The business of delivering meals seems to have a similar challenge, as it's a people-intensive service business.

The industry is so new that in doing research the graphs only seem to go back to around 2010. Back 10 years ago, at least in our region, hungry customers could get a pizza delivered and that was about it. It was absurd to think anyone would use a car to deliver a hamburger and fries.

Yet the business boomed, and the creators of Bite Squad deserve our respect for building one of the winners. In January, the Louisiana-based company Waitr Holdings Inc. closed on its acquisition of Bite Squad.

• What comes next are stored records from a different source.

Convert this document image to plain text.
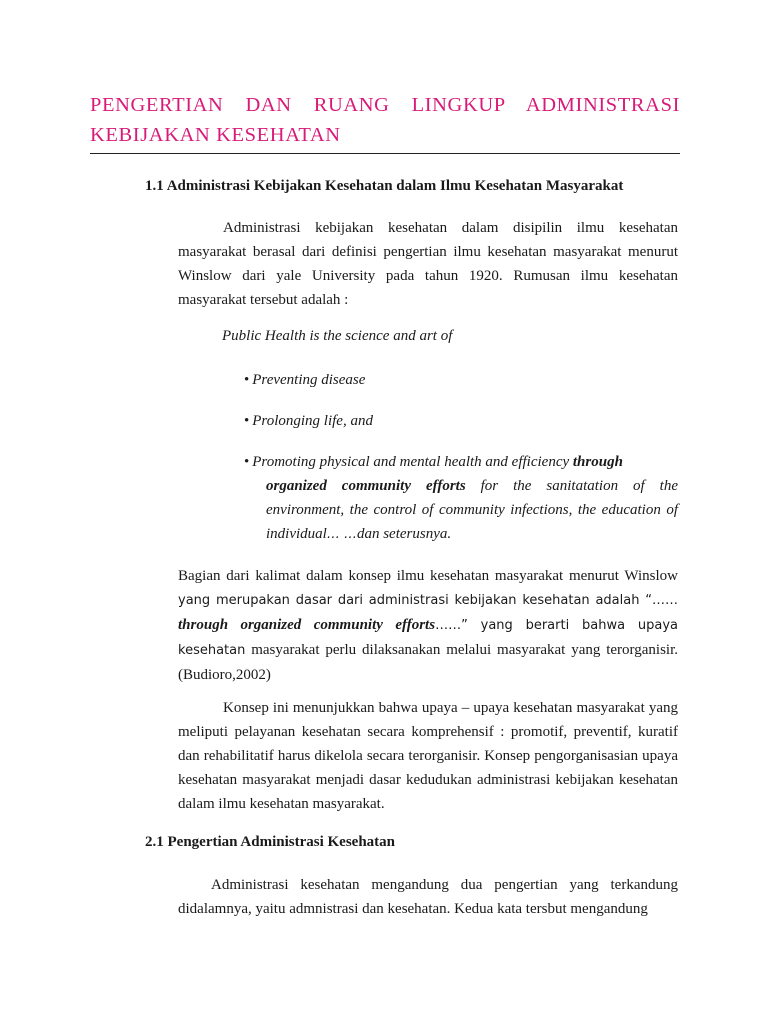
PENGERTIAN DAN RUANG LINGKUP ADMINISTRASI KEBIJAKAN KESEHATAN
1.1 Administrasi Kebijakan Kesehatan dalam Ilmu Kesehatan Masyarakat

Administrasi kebijakan kesehatan dalam disipilin ilmu kesehatan masyarakat berasal dari definisi pengertian ilmu kesehatan masyarakat menurut Winslow dari yale University pada tahun 1920. Rumusan ilmu kesehatan masyarakat tersebut adalah :

Public Health is the science and art of

• Preventing disease
• Prolonging life, and
• Promoting physical and mental health and efficiency through
organized community efforts for the sanitatation of the environment, the control of community infections, the education of individual… …dan seterusnya.

Bagian dari kalimat dalam konsep ilmu kesehatan masyarakat menurut Winslow yang merupakan dasar dari administrasi kebijakan kesehatan adalah “……through organized community efforts……” yang berarti bahwa upaya kesehatan masyarakat perlu dilaksanakan melalui masyarakat yang terorganisir. (Budioro,2002)

Konsep ini menunjukkan bahwa upaya – upaya kesehatan masyarakat yang meliputi pelayanan kesehatan secara komprehensif : promotif, preventif, kuratif dan rehabilitatif harus dikelola secara terorganisir. Konsep pengorganisasian upaya kesehatan masyarakat menjadi dasar kedudukan administrasi kebijakan kesehatan dalam ilmu kesehatan masyarakat.

2.1 Pengertian Administrasi Kesehatan

Administrasi kesehatan mengandung dua pengertian yang terkandung didalamnya, yaitu admnistrasi dan kesehatan. Kedua kata tersbut mengandung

About $197 million of the $336 million was paid in cash to Bite Squad's owners. Waitr also paid about 10.6 million Waitr shares, valued at $11.95 each. Because there were so few real assets for Waitr to buy, by far most of the purchase price was allocated to "intangibles" like trade names or customer lists and what's called goodwill.

Last week Waitr said it was writing down the carrying value of intangible assets by $192 million, just coincidentally about what it paid in cash for the deal.

Bite Squad owners who received stock, public filings show, couldn't sell any shares at least before midsummer. By then the Waitr share price had already been cut in half, and this week shares were down to less than 25 cents each.

But it's an industry problem, not just a Waitr problem.

What Chicago-based Grubhub talked about after its own disappointing quarter was its strategy of being an advertising arm for restaurant owners, not just a delivery service. But from reading the trade press you can see how those owners think of delivery as a mixed blessing. The orders are often disruptive for the kitchen, the fees feel like gouging and it's not clear what a delivery service does for building customer loyalty.

The reality is that growth is slowing and there's not nearly enough to differentiate these services. And because of all the costs of the people in these operations, the boom seems to be ending before these companies have gotten consistently profitable.

Earlier this year executives of unprofitable Waitr announced a program they called the "Path to Profitability." Among other things that has meant shedding employees in Minneapolis.

Making money sounds great, of course, but I've worked at a place where even proposing that we pitch investors on some sort of plan to make money someday might have gotten me fired. The job is to earn a profit today.

And much like WeWork, the language of the delivery guys reflected some magical thinking. At Grubhub, apparently one key management measure is "Daily Average Grubs." Seriously.

The fun now seems to be over. This week Bloomberg reported that Grubhub has become the most profitable "short" sale in the stock market this year, meaning the trade that makes money if the share price declines.

Only the rosiest of tinted glasses would make Grubhub shares look like a buying opportunity now — although I guess by the valuation ratio of price-to-Grubs, Grubhub's stock might never have been cheaper.